First, use the right “doneness” cue. Custard and lemon bars should still jiggle slightly in the center when you pull them. Then they firm up as they cool and chill. Pro tip: a water bath promotes even heat for custards to set properly.
Next, try these fixes:
- For runny centers, chill longer (at least 4 hours for lemon and custard bars). Warm bars lie. Another pro tip: bake in a water bath to prevent uneven setting.
- For lemon curd not setting, bake a few minutes longer at 325°F, or add one extra yolk next time for more structure. A water bath works wonders here for custard-like fillings.
- For no-bake bars, increase a binder (chia, gelatin, or a bit more coconut oil), then chill overnight.
Cheesecake cracking on top
Cracks come from too much heat, too much air, or a fast temperature change.
- Mix filling on low speed after adding eggs, because whipped-in air expands and splits the top.
- Bake at 325°F and pull when the center still wobbles gently. For even baking as a pro tip, use a water bath.
- Cool slowly at room temp, then refrigerate. Don’t rush a hot pan into the fridge.
Oily separation in nut butter bars, chocolate seizing, and grainy sweetener texture
These are texture problems, not flavor problems, so think “temperature and particle size.”
- If nut butter bars look oily, stir the nut butter very well first (bottom-of-jar oils matter). Then add 1 to 2 tablespoons almond flour or coconut flour to absorb excess fat.
- If chocolate seizes, keep water away. Dry the bowl and spatula, then melt gently. If it starts to clump, stir in a little warm fat (coconut oil or cocoa butter) to smooth it out.
- If sweetener feels gritty, switch to powdered sweetener for no-bake layers and cheesecake tops. You can also dissolve granulated sweetener into warm cream or butter before mixing.
Freezer burn on frozen bars (and a quick food safety note)
Freezer burn is dehydration. Air is the enemy.
Wrap bars tightly (parchment between layers, then an airtight container). For best texture, thaw 10 to 15 minutes before eating.
Food safety matters too: refrigerate bars with eggs or dairy within 2 hours (within 1 hour if your kitchen is hot), and store them chilled between servings.
Storage, freezing, and make ahead tips so you always have a keto treat ready
Mediterranean keto dessert bars are the perfect low carb dessert to prepare in batches for meal prep and snacking, but storage can make or break the texture. A cheesecake bar that stays creamy, or a magic bar that keeps its layers, comes down to two things: cooling fully and keeping air out. Use the tips below and you can stash a batch now, then enjoy a sugar free keto treat on busy days.

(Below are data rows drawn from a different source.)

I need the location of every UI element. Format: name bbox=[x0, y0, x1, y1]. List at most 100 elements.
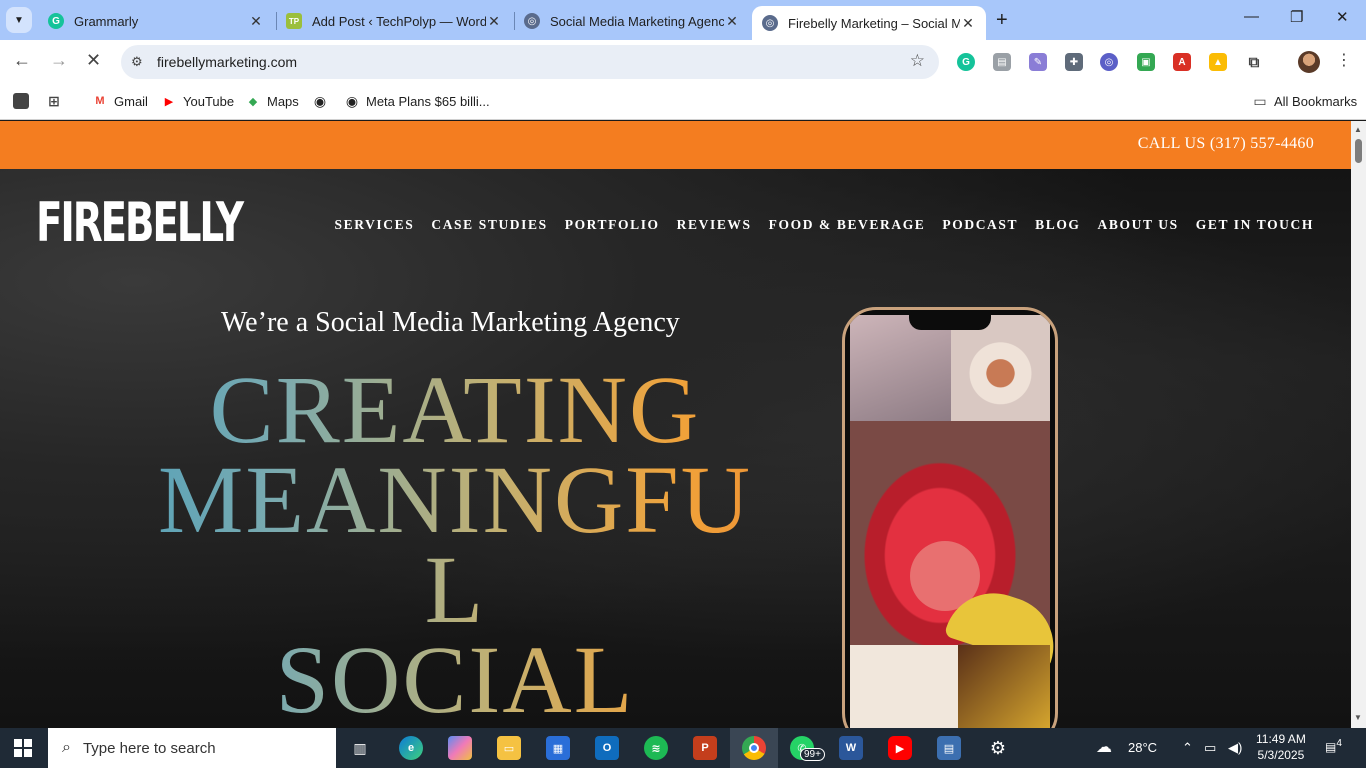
close-icon[interactable]: ✕ bbox=[960, 15, 976, 32]
calculator-icon[interactable]: ▤ bbox=[937, 736, 961, 760]
nav-case-studies[interactable]: CASE STUDIES bbox=[431, 217, 547, 233]
tab-title: Add Post ‹ TechPolyp — WordP bbox=[312, 13, 486, 29]
scrollbar-thumb[interactable] bbox=[1355, 139, 1362, 163]
call-bar: CALL US (317) 557-4460 bbox=[0, 121, 1351, 169]
tab-groups-icon[interactable] bbox=[13, 93, 35, 109]
close-window-button[interactable]: ✕ bbox=[1336, 8, 1349, 26]
circle-extension-icon[interactable]: ◎ bbox=[1100, 53, 1118, 71]
tab-techpolyp[interactable]: TP Add Post ‹ TechPolyp — WordP ✕ bbox=[276, 6, 512, 36]
bookmark-youtube[interactable]: ▶ YouTube bbox=[161, 93, 234, 109]
chrome-icon[interactable] bbox=[742, 736, 766, 760]
main-nav: SERVICES CASE STUDIES PORTFOLIO REVIEWS … bbox=[334, 217, 1314, 233]
notification-center-icon[interactable]: ▤4 bbox=[1325, 738, 1345, 756]
new-tab-button[interactable]: + bbox=[996, 9, 1008, 32]
phone-photo-beer bbox=[958, 645, 1050, 728]
nav-about-us[interactable]: ABOUT US bbox=[1098, 217, 1179, 233]
system-clock[interactable]: 11:49 AM 5/3/2025 bbox=[1256, 731, 1306, 763]
powerpoint-icon[interactable]: P bbox=[693, 736, 717, 760]
nav-podcast[interactable]: PODCAST bbox=[942, 217, 1018, 233]
address-bar[interactable]: ⚙ firebellymarketing.com ☆ bbox=[121, 45, 939, 79]
firebelly-logo[interactable]: FIREBELLY bbox=[36, 191, 244, 256]
apps-grid-icon[interactable]: ⊞ bbox=[46, 93, 68, 109]
phone-mockup bbox=[842, 307, 1058, 728]
site-info-icon[interactable]: ⚙ bbox=[131, 54, 147, 70]
bookmark-meta-article[interactable]: ◉ Meta Plans $65 billi... bbox=[344, 93, 490, 109]
weather-cloud-icon[interactable]: ☁ bbox=[1096, 737, 1112, 757]
call-us-link[interactable]: CALL US (317) 557-4460 bbox=[1138, 135, 1314, 153]
clock-time: 11:49 AM bbox=[1256, 732, 1306, 746]
restore-button[interactable]: ❐ bbox=[1290, 8, 1303, 26]
search-placeholder: Type here to search bbox=[82, 739, 216, 757]
whatsapp-badge: 99+ bbox=[800, 748, 825, 761]
bookmark-site[interactable]: ◉ bbox=[312, 93, 334, 109]
all-bookmarks-button[interactable]: ▭ All Bookmarks bbox=[1252, 93, 1357, 109]
nav-food-beverage[interactable]: FOOD & BEVERAGE bbox=[769, 217, 926, 233]
bookmark-gmail[interactable]: M Gmail bbox=[92, 93, 148, 109]
tab-title: Social Media Marketing Agency bbox=[550, 13, 724, 29]
outlook-icon[interactable]: O bbox=[595, 736, 619, 760]
bookmark-maps[interactable]: ◆ Maps bbox=[245, 93, 299, 109]
back-button[interactable]: ← bbox=[13, 50, 31, 71]
task-view-icon[interactable]: ▥ bbox=[348, 736, 372, 760]
android-extension-icon[interactable]: ▣ bbox=[1137, 53, 1155, 71]
close-icon[interactable]: ✕ bbox=[724, 13, 740, 30]
hero-headline: CREATING MEANINGFU L SOCIAL bbox=[0, 362, 910, 728]
drive-extension-icon[interactable]: ▲ bbox=[1209, 53, 1227, 71]
feather-extension-icon[interactable]: ✎ bbox=[1029, 53, 1047, 71]
tab-firebelly[interactable]: ◎ Firebelly Marketing – Social Me ✕ bbox=[752, 6, 986, 40]
microsoft-store-icon[interactable]: ▦ bbox=[546, 736, 570, 760]
close-icon[interactable]: ✕ bbox=[248, 13, 264, 30]
volume-icon[interactable]: ◀) bbox=[1228, 740, 1242, 756]
nav-services[interactable]: SERVICES bbox=[334, 217, 414, 233]
grammarly-extension-icon[interactable]: G bbox=[957, 53, 975, 71]
page-scrollbar[interactable]: ▲ ▼ bbox=[1351, 121, 1366, 728]
tab-social-media-agency[interactable]: ◎ Social Media Marketing Agency ✕ bbox=[514, 6, 750, 36]
extensions-puzzle-icon[interactable]: ⧉ bbox=[1245, 53, 1263, 71]
settings-gear-icon[interactable]: ⚙ bbox=[986, 736, 1010, 760]
tab-title: Firebelly Marketing – Social Me bbox=[788, 15, 960, 31]
puzzle-extension-icon[interactable]: ✚ bbox=[1065, 53, 1083, 71]
windows-start-icon[interactable] bbox=[14, 739, 32, 757]
url-text[interactable]: firebellymarketing.com bbox=[157, 54, 297, 70]
chevron-up-icon[interactable]: ⌃ bbox=[1182, 740, 1193, 756]
word-icon[interactable]: W bbox=[839, 736, 863, 760]
scroll-up-icon[interactable]: ▲ bbox=[1354, 125, 1362, 134]
network-icon[interactable]: ▭ bbox=[1204, 740, 1216, 756]
copilot-icon[interactable] bbox=[448, 736, 472, 760]
pdf-extension-icon[interactable]: A bbox=[1173, 53, 1191, 71]
extension-icon[interactable]: ▤ bbox=[993, 53, 1011, 71]
page-viewport: CALL US (317) 557-4460 FIREBELLY SERVICE… bbox=[0, 121, 1351, 728]
menu-dots-icon[interactable]: ⋮ bbox=[1336, 50, 1352, 70]
file-explorer-icon[interactable]: ▭ bbox=[497, 736, 521, 760]
globe-icon: ◉ bbox=[345, 92, 359, 109]
phone-photo-cocktail bbox=[850, 421, 1055, 670]
tab-search-button[interactable]: ▼ bbox=[6, 7, 32, 33]
nav-portfolio[interactable]: PORTFOLIO bbox=[565, 217, 660, 233]
stop-loading-button[interactable]: ✕ bbox=[86, 50, 101, 71]
nav-get-in-touch[interactable]: GET IN TOUCH bbox=[1196, 217, 1314, 233]
edge-icon[interactable]: e bbox=[399, 736, 423, 760]
search-icon: ⌕ bbox=[62, 739, 71, 756]
clock-date: 5/3/2025 bbox=[1257, 748, 1305, 762]
minimize-button[interactable]: — bbox=[1244, 8, 1259, 25]
tab-grammarly[interactable]: G Grammarly ✕ bbox=[38, 6, 274, 36]
headline-line: CREATING bbox=[0, 362, 910, 458]
chevron-down-icon: ▼ bbox=[14, 14, 24, 26]
profile-avatar[interactable] bbox=[1298, 51, 1320, 73]
bookmark-star-icon[interactable]: ☆ bbox=[910, 51, 925, 71]
youtube-app-icon[interactable]: ▶ bbox=[888, 736, 912, 760]
taskbar-search[interactable]: ⌕ Type here to search bbox=[48, 728, 336, 768]
forward-button[interactable]: → bbox=[50, 50, 68, 71]
spotify-icon[interactable]: ≋ bbox=[644, 736, 668, 760]
site-icon: ◎ bbox=[762, 15, 778, 31]
bookmark-label: Maps bbox=[267, 93, 299, 109]
bookmark-label: Gmail bbox=[114, 93, 148, 109]
close-icon[interactable]: ✕ bbox=[486, 13, 502, 30]
headline-line: SOCIAL bbox=[0, 632, 910, 728]
scroll-down-icon[interactable]: ▼ bbox=[1354, 713, 1362, 722]
weather-temp[interactable]: 28°C bbox=[1128, 740, 1157, 755]
nav-blog[interactable]: BLOG bbox=[1035, 217, 1080, 233]
hero-section: FIREBELLY SERVICES CASE STUDIES PORTFOLI… bbox=[0, 169, 1351, 728]
nav-reviews[interactable]: REVIEWS bbox=[677, 217, 752, 233]
phone-photo-cream bbox=[850, 645, 958, 728]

How long keto dessert bars keep (room temp, fridge, freezer)
Use this as a simple guide, then trust your senses. If it smells off or the surface looks wet or slimy, toss it.
| Bar type | Best storage spot | Time |
|---|---|---|
| Dry cookie-style bars (no dairy frosting) | Room temp, airtight | Up to 2 days |
| Dairy-based bars | Fridge, airtight | Up to 5 days |
Enjoy!
These 50 Mediterranean keto dessert bar recipes prove you don’t need sugar or flour to get rich flavor and a satisfying bite. Between nutty crusts, bright citrus custards, and creamy cheesecake squares, you can stay low-carb while still enjoying low carb desserts that feel like a treat, not a compromise.
To start simple, pick three: 1 baked bar for that warm, cookie-like crumb, 1 no-bake bar for an easy press-and-chill win, and 1 frozen bar for a quick grab from the freezer. Then cut consistent portions every time, because bar size is the fastest way macros drift from what you planned.
For serving, keep it classic and unfussy. Pair a square with espresso, mint tea, or Greek coffee, then finish with crushed pistachios or a pinch of lemon zest to make the flavors pop. After that, stash extras in the fridge or freezer so you always have a low-carb option ready.
Save this post, and try one new Mediterranean keto dessert bars each week. These sugar free delights, including our keto lemon bars, fit perfectly into a balanced lifestyle. Enjoy these keto lemon bars or other sugar free treats as part of a balanced lifestyle. They make a great low carb dessert option for any occasion.